With a wingspan of 56m, the USAF B-52 Stratofortress bomber is an imposing sight to behold.
Assistant Director of Operations from 23EBS Major Bryson Ayers said the B-52 was in Darwin to integrate with the RAAF through the provision of close air support for specific Exercise Diamond Storm scenarios.
“There are multiple levels why it is important for USAF to support exercises like Diamond Storm, the major one being interoperability between the United States and Australia,” Maj Ayers said.
“We train together because it gives us a better understanding of the people we are likely to work with in the future.
“It’s sometimes the small things that build the strongest relationships, we don’t just fly together - we eat together and attend briefs together.
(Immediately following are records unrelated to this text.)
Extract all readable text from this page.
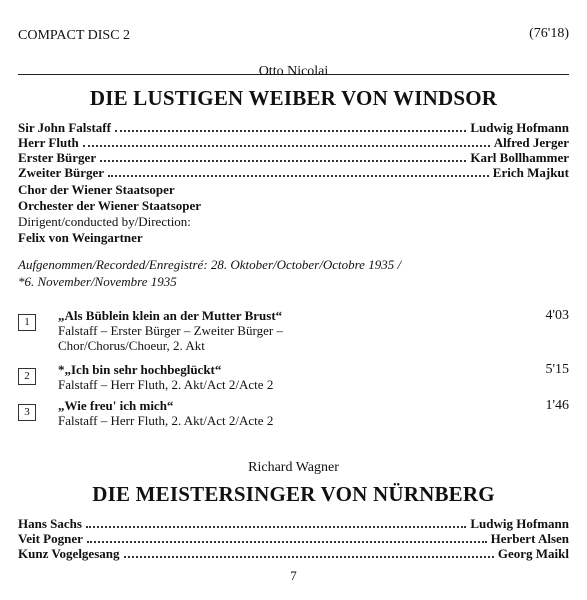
COMPACT DISC 2	(76'18)
Otto Nicolai
DIE LUSTIGEN WEIBER VON WINDSOR
Sir John Falstaff	Ludwig Hofmann
Herr Fluth	Alfred Jerger
Erster Bürger	Karl Bollhammer
Zweiter Bürger	Erich Majkut
Chor der Wiener Staatsoper
Orchester der Wiener Staatsoper
Dirigent/conducted by/Direction:
Felix von Weingartner
Aufgenommen/Recorded/Enregistré: 28. Oktober/October/Octobre 1935 /
*6. November/Novembre 1935
1	„Als Büblein klein an der Mutter Brust“
Falstaff – Erster Bürger – Zweiter Bürger –
Chor/Chorus/Choeur, 2. Akt
4'03
2	*„Ich bin sehr hochbeglückt“
Falstaff – Herr Fluth, 2. Akt/Act 2/Acte 2
5'15
3	„Wie freu' ich mich“
Falstaff – Herr Fluth, 2. Akt/Act 2/Acte 2
1'46
Richard Wagner
DIE MEISTERSINGER VON NÜRNBERG
Hans Sachs	Ludwig Hofmann
Veit Pogner	Herbert Alsen
Kunz Vogelgesang	Georg Maikl
7
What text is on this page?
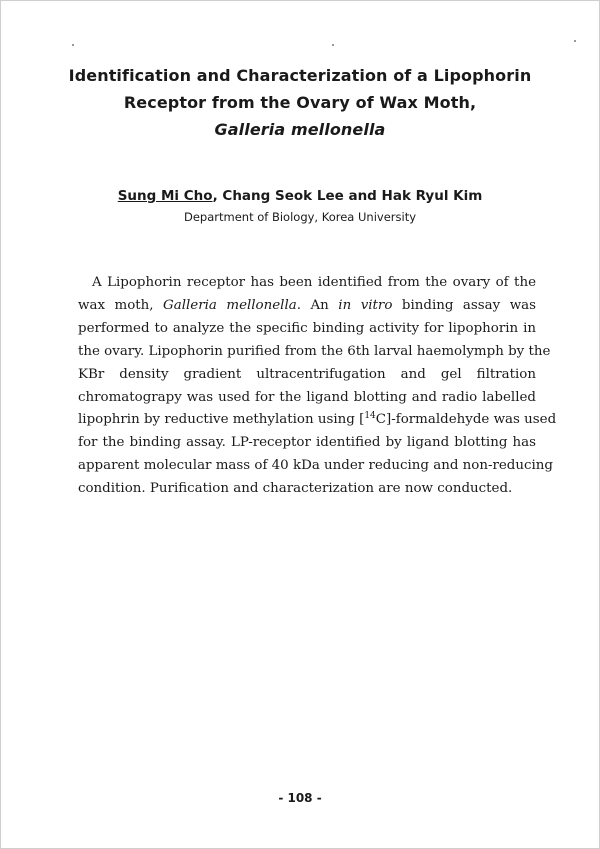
Identification and Characterization of a Lipophorin
Receptor from the Ovary of Wax Moth,
Galleria mellonella
Sung Mi Cho, Chang Seok Lee and Hak Ryul Kim
Department of Biology, Korea University
A Lipophorin receptor has been identified from the ovary of the
wax moth, Galleria mellonella. An in vitro binding assay was
performed to analyze the specific binding activity for lipophorin in
the ovary. Lipophorin purified from the 6th larval haemolymph by the
KBr density gradient ultracentrifugation and gel filtration
chromatograpy was used for the ligand blotting and radio labelled
lipophrin by reductive methylation using [$^{14}$C]-formaldehyde was used
for the binding assay. LP-receptor identified by ligand blotting has
apparent molecular mass of 40 kDa under reducing and non-reducing
condition. Purification and characterization are now conducted.
- 108 -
“We are learning about how life is different in the two countries and yet essentially the same. It has been an enriching couple of weeks for the crew on the ground here,” he said.
Combined training of this type is integral to ensuring Air Force is ready to provide a rapid response to a wide range of challenges that may arise in our region, including humanitarian crisis and disaster relief, as well as promoting security and stability in the Indo-Pacific region.
Wing Commander (WGCDR) Steven Parsons, Commanding Officer No. 13 Squadron in Darwin, said B-52 deployments to Darwin had been occurring regularly since 2017.
“EAC activities involve regular visits by the B-52s to Australian shores to participate in combined air exercises and training opportunities,” WGCDR Parsons said.
“The B-52s will conduct training in military airspace away from Darwin and there will be some early morning flying, as well as weekend flying during this training period.
“The ongoing training initiatives reinforce the enduring partnership between our two countries and enhance our ability to work together.
“This is a unique aircraft and these activities not only enhance our ability to work together in the air, but more importantly gives our personnel on base here the skills and confidence for a range of logistic and operational support requirements for this aircraft.
“Both the B-52 and F-15C fighter aircraft will fly out of Darwin during the exercise,” he said. 
Two USAF B-52 Stratofortresses deployed to Australia from the 23EBS at Anderson Air Force Base, Guam, and USAF F-15 from the 194th Expeditionary Fighter Squadron from the 144th Fighter Wing, Fresno, California.
Exercise Diamond Storm is the culminating exercise of AWIC conducted from RAAF Bases Darwin and Tindal to practice Offensive Counter Air scenarios from 26 Apr to 29 May 2019.